Twelve institutional investors who bought VND2 trillion (US$95.2 million) worth of one-year convertible bonds from Saigon Securities Inc (HoSE: SSI) last year are reluctant to convert the bonds into common shares due to the dwindling value of SSI share prices on the market.

SSI closed yesterday's trades at just VND21,400 (about $1) per share, but investors who opted to convert the bonds to shares would be acquiring shares at the equivalent of VND35,639 ($1.70) per share – fully 66.5 per cent higher than the stock market price.
If the bondholders do not convert the bonds into shares, SSI will have to repay the value of the bonds.
March 24 is the deadline for bondholders to register to convert and March 28 will be the day for SSI to issue repayment to those who do not opt to convert. The company has affirmed that it has sufficient money to repay the bondholders.
According to SSI financial statements at the end of last year, the company's cash and other liquid assets (Excluding investor deposits) totalled more than VND1.3 trillion ($61.9 million).

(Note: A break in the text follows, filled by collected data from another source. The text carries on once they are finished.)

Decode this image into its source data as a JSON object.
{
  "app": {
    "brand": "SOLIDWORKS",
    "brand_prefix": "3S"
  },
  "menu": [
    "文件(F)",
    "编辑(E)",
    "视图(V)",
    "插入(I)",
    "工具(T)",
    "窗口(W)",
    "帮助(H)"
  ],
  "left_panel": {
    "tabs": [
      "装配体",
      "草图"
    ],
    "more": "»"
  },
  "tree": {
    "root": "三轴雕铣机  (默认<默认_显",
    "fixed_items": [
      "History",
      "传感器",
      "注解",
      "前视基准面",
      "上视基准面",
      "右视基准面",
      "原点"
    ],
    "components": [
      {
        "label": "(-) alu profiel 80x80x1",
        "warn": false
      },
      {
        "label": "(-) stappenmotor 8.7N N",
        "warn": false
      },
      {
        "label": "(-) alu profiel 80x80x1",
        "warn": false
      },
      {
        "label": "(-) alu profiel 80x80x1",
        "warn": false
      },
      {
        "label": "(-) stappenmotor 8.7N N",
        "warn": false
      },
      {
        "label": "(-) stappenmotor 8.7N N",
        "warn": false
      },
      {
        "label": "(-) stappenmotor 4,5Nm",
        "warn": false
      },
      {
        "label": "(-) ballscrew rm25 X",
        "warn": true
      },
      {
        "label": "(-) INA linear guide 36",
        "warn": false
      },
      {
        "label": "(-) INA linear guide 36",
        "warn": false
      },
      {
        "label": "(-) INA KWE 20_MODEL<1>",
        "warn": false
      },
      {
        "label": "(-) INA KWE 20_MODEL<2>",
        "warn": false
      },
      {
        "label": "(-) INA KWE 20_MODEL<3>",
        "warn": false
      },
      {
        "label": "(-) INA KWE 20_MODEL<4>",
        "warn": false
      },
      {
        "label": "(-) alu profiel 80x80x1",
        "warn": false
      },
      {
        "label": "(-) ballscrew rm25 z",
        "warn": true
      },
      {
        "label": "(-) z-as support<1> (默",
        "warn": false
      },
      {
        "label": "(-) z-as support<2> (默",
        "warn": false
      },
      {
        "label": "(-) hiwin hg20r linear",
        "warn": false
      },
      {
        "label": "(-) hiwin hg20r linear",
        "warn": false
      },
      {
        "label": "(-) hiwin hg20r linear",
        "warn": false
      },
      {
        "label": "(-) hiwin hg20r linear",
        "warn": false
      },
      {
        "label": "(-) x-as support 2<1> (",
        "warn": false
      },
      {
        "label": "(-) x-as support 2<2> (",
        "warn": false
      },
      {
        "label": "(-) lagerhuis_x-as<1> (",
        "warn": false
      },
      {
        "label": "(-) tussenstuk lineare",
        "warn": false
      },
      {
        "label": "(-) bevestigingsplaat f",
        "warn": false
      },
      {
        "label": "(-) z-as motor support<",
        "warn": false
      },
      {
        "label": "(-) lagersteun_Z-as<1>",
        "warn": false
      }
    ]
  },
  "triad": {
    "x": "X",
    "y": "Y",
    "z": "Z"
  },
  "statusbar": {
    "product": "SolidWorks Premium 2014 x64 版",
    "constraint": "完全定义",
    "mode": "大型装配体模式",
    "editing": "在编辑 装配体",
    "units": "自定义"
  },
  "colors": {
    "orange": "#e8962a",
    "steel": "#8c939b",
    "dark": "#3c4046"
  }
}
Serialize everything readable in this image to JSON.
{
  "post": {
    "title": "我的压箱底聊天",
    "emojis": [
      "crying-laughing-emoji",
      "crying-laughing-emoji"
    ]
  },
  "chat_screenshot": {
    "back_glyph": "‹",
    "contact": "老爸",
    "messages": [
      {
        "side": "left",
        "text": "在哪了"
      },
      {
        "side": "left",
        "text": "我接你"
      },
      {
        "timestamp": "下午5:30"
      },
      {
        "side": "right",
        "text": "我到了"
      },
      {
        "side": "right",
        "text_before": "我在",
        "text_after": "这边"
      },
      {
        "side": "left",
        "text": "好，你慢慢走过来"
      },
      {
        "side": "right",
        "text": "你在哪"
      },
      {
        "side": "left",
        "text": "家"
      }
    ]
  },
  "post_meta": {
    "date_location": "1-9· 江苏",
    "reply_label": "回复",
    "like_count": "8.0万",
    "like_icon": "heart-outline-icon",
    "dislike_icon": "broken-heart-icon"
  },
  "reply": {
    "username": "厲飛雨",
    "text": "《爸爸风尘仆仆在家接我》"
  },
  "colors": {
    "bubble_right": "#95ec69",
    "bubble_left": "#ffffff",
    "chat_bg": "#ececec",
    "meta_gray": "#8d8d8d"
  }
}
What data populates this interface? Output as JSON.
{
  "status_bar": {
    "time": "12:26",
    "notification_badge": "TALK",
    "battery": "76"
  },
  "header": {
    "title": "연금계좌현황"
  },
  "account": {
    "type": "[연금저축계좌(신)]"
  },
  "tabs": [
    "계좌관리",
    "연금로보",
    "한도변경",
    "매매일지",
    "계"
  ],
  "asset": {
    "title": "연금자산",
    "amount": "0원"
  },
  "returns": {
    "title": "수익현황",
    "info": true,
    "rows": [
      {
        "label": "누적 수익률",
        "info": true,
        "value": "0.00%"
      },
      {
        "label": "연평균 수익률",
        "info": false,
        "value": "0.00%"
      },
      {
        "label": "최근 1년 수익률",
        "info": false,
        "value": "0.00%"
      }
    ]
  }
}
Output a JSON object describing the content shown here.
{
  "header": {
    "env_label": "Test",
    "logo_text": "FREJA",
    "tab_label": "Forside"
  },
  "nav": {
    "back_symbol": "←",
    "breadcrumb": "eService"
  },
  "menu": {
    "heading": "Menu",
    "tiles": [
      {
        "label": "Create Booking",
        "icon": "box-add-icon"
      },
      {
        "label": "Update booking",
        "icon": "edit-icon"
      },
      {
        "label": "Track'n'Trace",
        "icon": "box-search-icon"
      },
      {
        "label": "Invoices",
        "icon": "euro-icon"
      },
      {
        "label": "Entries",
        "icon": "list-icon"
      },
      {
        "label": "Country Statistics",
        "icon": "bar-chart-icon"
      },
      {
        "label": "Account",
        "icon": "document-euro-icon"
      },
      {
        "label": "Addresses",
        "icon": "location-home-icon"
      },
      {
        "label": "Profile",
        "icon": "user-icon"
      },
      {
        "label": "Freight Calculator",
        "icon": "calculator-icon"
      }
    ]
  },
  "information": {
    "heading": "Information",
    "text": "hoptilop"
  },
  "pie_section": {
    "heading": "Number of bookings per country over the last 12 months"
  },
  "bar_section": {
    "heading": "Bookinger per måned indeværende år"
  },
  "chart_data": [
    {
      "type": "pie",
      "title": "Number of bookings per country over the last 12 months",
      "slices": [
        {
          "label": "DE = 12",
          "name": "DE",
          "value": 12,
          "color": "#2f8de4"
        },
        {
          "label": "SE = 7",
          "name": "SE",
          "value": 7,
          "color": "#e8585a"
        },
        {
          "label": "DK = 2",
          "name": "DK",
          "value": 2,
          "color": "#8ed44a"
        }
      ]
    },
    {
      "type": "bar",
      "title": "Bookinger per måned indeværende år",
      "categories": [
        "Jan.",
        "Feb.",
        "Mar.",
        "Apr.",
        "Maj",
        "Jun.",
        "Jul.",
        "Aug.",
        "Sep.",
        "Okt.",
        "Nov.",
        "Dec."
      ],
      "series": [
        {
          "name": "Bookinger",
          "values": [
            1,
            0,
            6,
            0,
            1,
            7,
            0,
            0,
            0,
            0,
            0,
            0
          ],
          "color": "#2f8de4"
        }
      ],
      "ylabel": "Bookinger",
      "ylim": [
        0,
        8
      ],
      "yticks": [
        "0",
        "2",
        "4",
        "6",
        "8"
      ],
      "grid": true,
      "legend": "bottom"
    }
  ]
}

However, SSI Deputy Director Nguyen Hong Nam said the firm realised that stock market conditions were unfavourable and was prepared to return all money to bondholders.
"After redeeming the bonds, we will still have enough cash and other resources to operate as normal," Nam said.
SSI share prices have lost over half of their value in the year since the bond issue. In March 2010, they traded at VND40-45,000 ($1.90-2.15) per share.
Analysts have suggested that firms issue bonds at longer terms, such as three years, with a partial conversion rate over the time, in order to reduce risks of stock price fluctuations.